Rural

Agricultura familiar pede revisão de critérios do Pronaf


Redação
Fonte: Canal Rural

02/04/2021 15h05

Há três meses do início do próximo plano safra, entidades do setor estão se mobilizando na construção do novo plano agrícola e pecuário. Na agricultura familiar, as principais demandas giram em torno das taxas de juros e dos critérios para enquadramento no Programa Nacional de Fortalecimento à Agricultura Familiar, o Pronaf.

O agricultor Marcos Zimmermann de Crissiumal, no interior do Rio Grande do Sul, reclama que mesmo as taxas de juros mais baixas, a partir de 2,75%, anunciadas no plano safra atual, não são sentidas na prática. “A gente quase não consegue mais acessar o crédito, pois juntamente com encargos, entre proagro e taxa de juros, a gente vê que fica em torno de 10% a 12% acima do que você pega. Ou seja, se você for financiar uma lavoura de R$ 10 mil, quando você vai fazer a devolução já são R$ 11 mil.

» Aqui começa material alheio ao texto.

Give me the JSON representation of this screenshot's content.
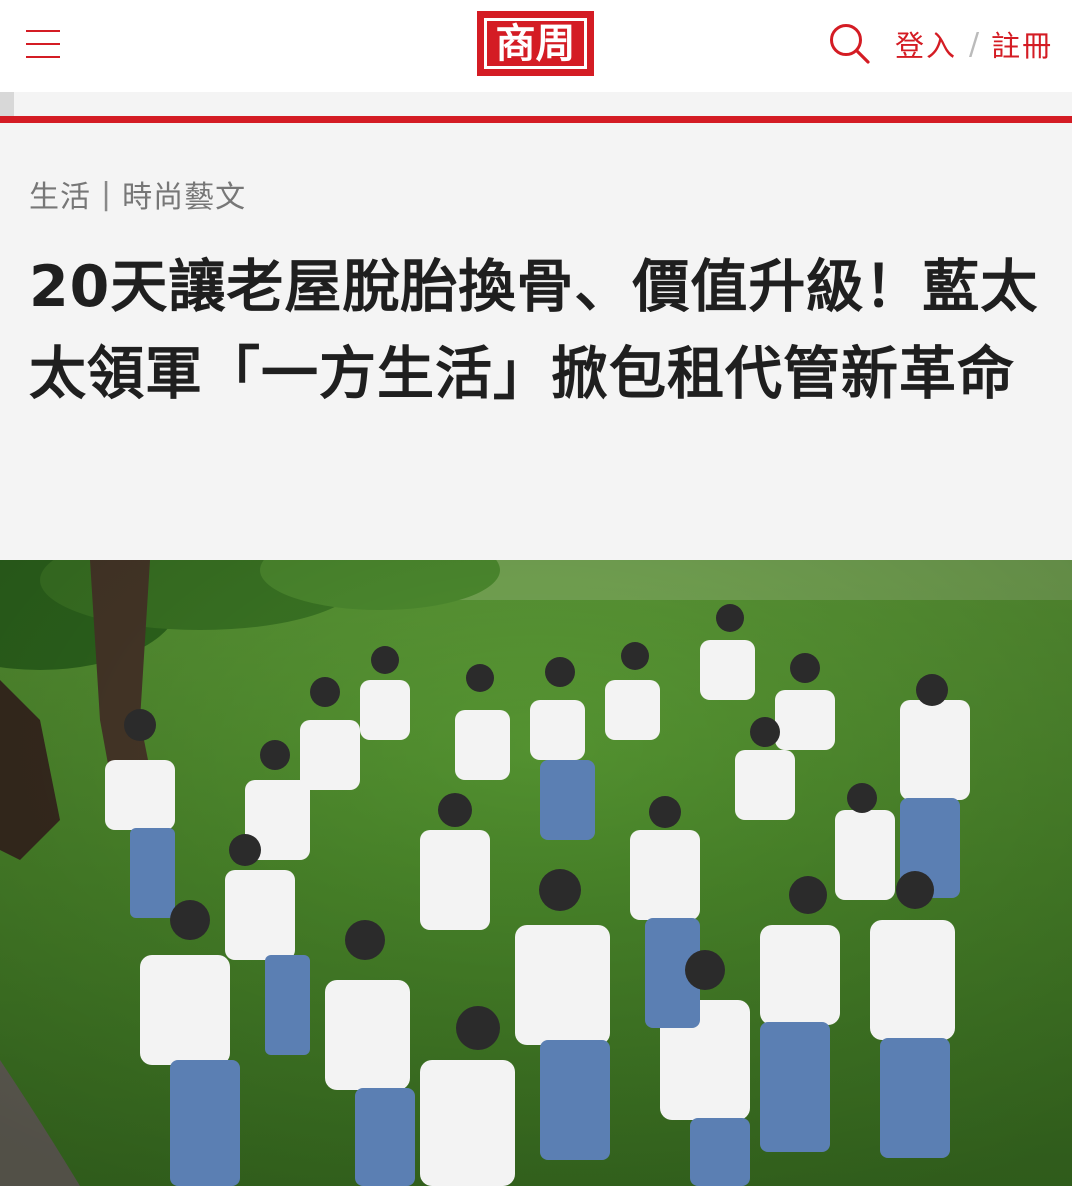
{
  "header": {
    "logo_text": "商周",
    "login_label": "登入",
    "divider": "/",
    "register_label": "註冊",
    "brand_color": "#d41c24"
  },
  "article": {
    "category_primary": "生活",
    "category_separator": "|",
    "category_secondary": "時尚藝文",
    "title": "20天讓老屋脫胎換骨、價值升級！藍太太領軍「一方生活」掀包租代管新革命"
  },
  "icons": {
    "menu": "hamburger-menu-icon",
    "search": "search-icon"
  }
}
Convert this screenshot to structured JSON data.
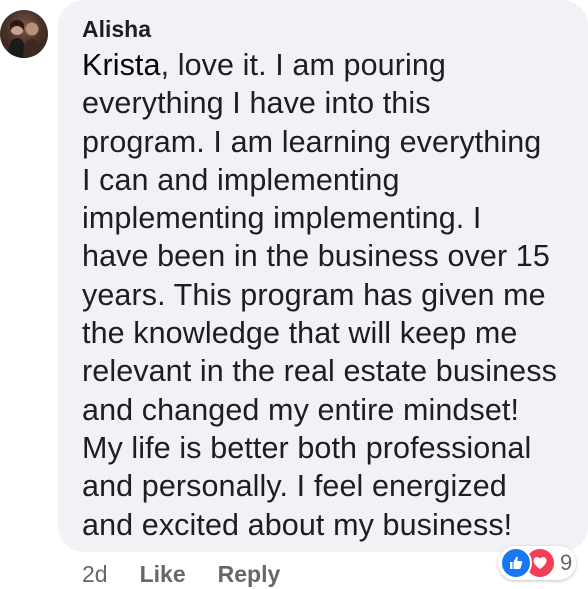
{
  "comment": {
    "author": "Alisha",
    "mention": "Krista",
    "body_lines": [
      "love it. I am pouring",
      "everything I have into this",
      "program. I am learning everything",
      "I can and implementing",
      "implementing implementing. I",
      "have been in the business over 15",
      "years. This program has given me",
      "the knowledge that will keep me",
      "relevant in the real estate business",
      "and changed my entire mindset!",
      "My life is better both professional",
      "and personally. I feel energized",
      "and excited about my business!"
    ],
    "timestamp": "2d",
    "like_label": "Like",
    "reply_label": "Reply",
    "reactions": {
      "icons": [
        "thumbs-up-icon",
        "heart-icon"
      ],
      "count": "9",
      "like_color": "#1877f2",
      "love_color": "#f33e58"
    }
  }
}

Isso acaba inviabilizando muitas vezes as propriedades, pois sabemos que o lucro real dentro da propriedade, apesar da valorização dos últimos tempos das culturas, acaba sendo muito pouco”, falou.

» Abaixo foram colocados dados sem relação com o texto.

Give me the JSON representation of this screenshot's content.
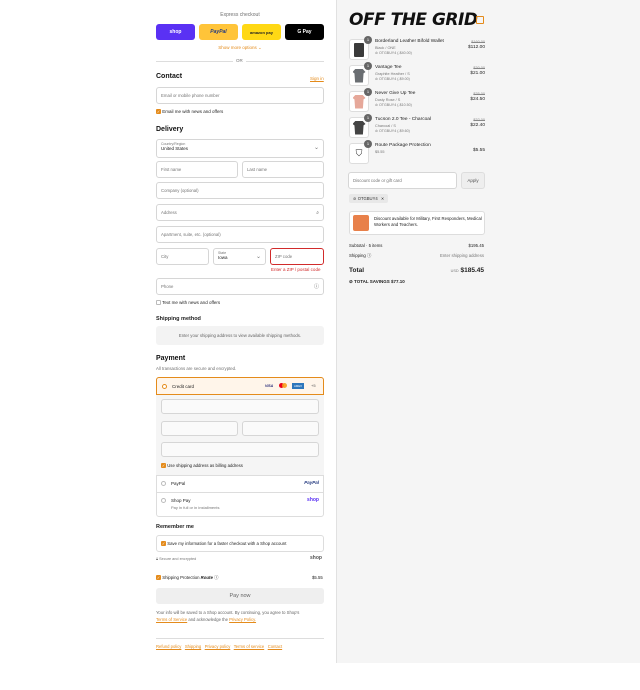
{
  "express": {
    "label": "Express checkout",
    "shop": "shop",
    "paypal": "PayPal",
    "amazon": "amazon pay",
    "gpay": "G Pay",
    "more": "Show more options",
    "or": "OR"
  },
  "contact": {
    "title": "Contact",
    "signin": "Sign in",
    "email_placeholder": "Email or mobile phone number",
    "news": "Email me with news and offers"
  },
  "delivery": {
    "title": "Delivery",
    "country_label": "Country/Region",
    "country": "United States",
    "first": "First name",
    "last": "Last name",
    "company": "Company (optional)",
    "address": "Address",
    "apt": "Apartment, suite, etc. (optional)",
    "city": "City",
    "state_label": "State",
    "state": "Iowa",
    "zip": "ZIP code",
    "zip_error": "Enter a ZIP / postal code",
    "phone": "Phone",
    "text_news": "Text me with news and offers"
  },
  "shipping_method": {
    "title": "Shipping method",
    "note": "Enter your shipping address to view available shipping methods."
  },
  "payment": {
    "title": "Payment",
    "subtitle": "All transactions are secure and encrypted.",
    "credit": "Credit card",
    "card_more": "+5",
    "billing": "Use shipping address as billing address",
    "paypal": "PayPal",
    "shoppay": "Shop Pay",
    "shoppay_sub": "Pay in full or in installments"
  },
  "remember": {
    "title": "Remember me",
    "save": "Save my information for a faster checkout with a Shop account",
    "secure": "Secure and encrypted",
    "shop": "shop"
  },
  "protection": {
    "label": "Shipping Protection",
    "brand": "Route",
    "price": "$5.55"
  },
  "pay_now": "Pay now",
  "legal": {
    "line1": "Your info will be saved to a Shop account. By continuing, you agree to Shop's",
    "terms": "Terms of Service",
    "and": "and acknowledge the",
    "privacy": "Privacy Policy."
  },
  "footer_links": [
    "Refund policy",
    "Shipping",
    "Privacy policy",
    "Terms of service",
    "Contact"
  ],
  "brand": {
    "logo": "OFF THE GRID"
  },
  "products": [
    {
      "qty": "1",
      "name": "Borderland Leather Bifold Wallet",
      "variant": "Black / ONE",
      "discount": "OTGBUY4 (-$40.00)",
      "old": "$160.00",
      "price": "$112.00",
      "color": "#3a3a3a"
    },
    {
      "qty": "1",
      "name": "Vantage Tee",
      "variant": "Graphite Heather / S",
      "discount": "OTGBUY4 (-$9.00)",
      "old": "$30.00",
      "price": "$21.00",
      "color": "#6a6e72"
    },
    {
      "qty": "1",
      "name": "Never Give Up Tee",
      "variant": "Dusty Rose / S",
      "discount": "OTGBUY4 (-$10.50)",
      "old": "$35.00",
      "price": "$24.50",
      "color": "#e6a89a"
    },
    {
      "qty": "1",
      "name": "Tucson 2.0 Tee - Charcoal",
      "variant": "Charcoal / S",
      "discount": "OTGBUY4 (-$9.60)",
      "old": "$32.00",
      "price": "$22.40",
      "color": "#444"
    },
    {
      "qty": "1",
      "name": "Route Package Protection",
      "variant": "$5.55",
      "discount": "",
      "old": "",
      "price": "$5.55",
      "color": "#222"
    }
  ],
  "discount": {
    "placeholder": "Discount code or gift card",
    "apply": "Apply",
    "tag": "OTGBUY4"
  },
  "military": "Discount available for Military, First Responders, Medical Workers and Teachers.",
  "summary": {
    "subtotal_label": "Subtotal · 5 items",
    "subtotal": "$195.45",
    "shipping_label": "Shipping",
    "shipping": "Enter shipping address",
    "total_label": "Total",
    "currency": "USD",
    "total": "$185.45",
    "savings_label": "TOTAL SAVINGS",
    "savings": "$77.10"
  },
  "colors": {
    "accent": "#e48b1b",
    "error": "#d12b2b",
    "shop": "#5a31f4",
    "paypal": "#ffc439"
  }
}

Já a produtora Sirlei Kogler Fassbinder, de Quinze de Novembro (RS), expõe como os altos custos de produção ameaçam o acesso ao crédito pelos agricultores familiares. “A dificuldade é que a grande maioria dos nossos produtores aqui são produtores de leite e, hoje, o enquadramento na DAP [Declaração de Aptidão ao Pronaf] é com um valor de R$ 415 mil, sendo que muito produtor de leite tem área pequena, porém produzem grande quantidade. Isso não significa que o valor que entra por mês seja um valor líquido, são rendas brutas, então muitas vezes o produtor de leite ainda está trabalhando no vermelho, mesmo tendo uma renda alta, isso acaba desenquadrando ele do Pronaf”, disse.

As reclamações da Sirlei e do Marcos reúnem a de milhares de agricultores familiares espalhados pelo país. Nas últimas semanas, as federações regionais têm ouvido as críticas e demandas dos produtores. Junto com a Confederação Nacional dos Trabalhadores na Agricultura (Contag), eles devem entregar nos próximos dias um documento para a ministra da Agricultura, Tereza Cristina, com projeções e pedidos a serem incluídos no próximo Plano Safra.

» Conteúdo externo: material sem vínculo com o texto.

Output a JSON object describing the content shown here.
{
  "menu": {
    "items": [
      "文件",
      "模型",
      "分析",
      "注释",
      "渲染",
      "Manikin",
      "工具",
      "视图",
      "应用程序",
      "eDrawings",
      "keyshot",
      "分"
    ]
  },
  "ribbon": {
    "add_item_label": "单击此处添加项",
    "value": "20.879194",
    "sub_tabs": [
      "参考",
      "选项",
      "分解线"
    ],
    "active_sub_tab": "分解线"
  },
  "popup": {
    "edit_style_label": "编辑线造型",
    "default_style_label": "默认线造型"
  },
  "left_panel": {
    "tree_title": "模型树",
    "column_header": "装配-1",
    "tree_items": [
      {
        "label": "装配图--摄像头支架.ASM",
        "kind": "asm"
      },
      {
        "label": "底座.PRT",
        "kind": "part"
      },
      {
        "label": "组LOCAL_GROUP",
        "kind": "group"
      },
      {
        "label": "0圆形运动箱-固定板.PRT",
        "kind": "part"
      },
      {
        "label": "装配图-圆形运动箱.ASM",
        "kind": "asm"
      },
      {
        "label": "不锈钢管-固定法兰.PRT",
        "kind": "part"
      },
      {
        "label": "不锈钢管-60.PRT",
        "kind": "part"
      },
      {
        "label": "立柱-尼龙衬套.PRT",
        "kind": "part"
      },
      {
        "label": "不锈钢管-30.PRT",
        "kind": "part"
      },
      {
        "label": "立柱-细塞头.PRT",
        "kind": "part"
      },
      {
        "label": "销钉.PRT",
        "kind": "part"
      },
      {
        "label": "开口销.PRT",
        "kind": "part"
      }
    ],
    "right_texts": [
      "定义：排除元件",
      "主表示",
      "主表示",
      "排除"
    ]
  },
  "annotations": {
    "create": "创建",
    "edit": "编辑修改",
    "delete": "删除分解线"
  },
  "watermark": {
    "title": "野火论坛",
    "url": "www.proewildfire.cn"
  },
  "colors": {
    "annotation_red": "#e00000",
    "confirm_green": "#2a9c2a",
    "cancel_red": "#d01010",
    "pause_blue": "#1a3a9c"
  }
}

“Precisamos olhar também para os programas que garantem renda aos agricultores: Seguro Agrícola, Proagro e Proagro Mais precisam ser melhorados – e melhorados bastante para atender as necessidade -, precisamos olhar e melhorar o PNAE, precisamos melhorar o PAA… pois esses programas garantem renda aos agricultores. Também, por outro lado, precisamos melhorar a qualidade de vida dos agricultores e aí nós precisamos olhar pro crédito fundiário, que ele seja remodelado, que ele funcione e, também, o financiamento para habitação rural, que traz dignidade. Junto com isso, nós precisamos rever os custos de produção. O produtor está feliz porque aumentou os preços, mas por outro lado está preocupado com os custos de produção e o óleo diesel, nós precisamos rever o preço do óleo diesel para agricultura e, em especial, para agricultura familiar”, disse o presidente da Fetag, Carlos Joel da Silva.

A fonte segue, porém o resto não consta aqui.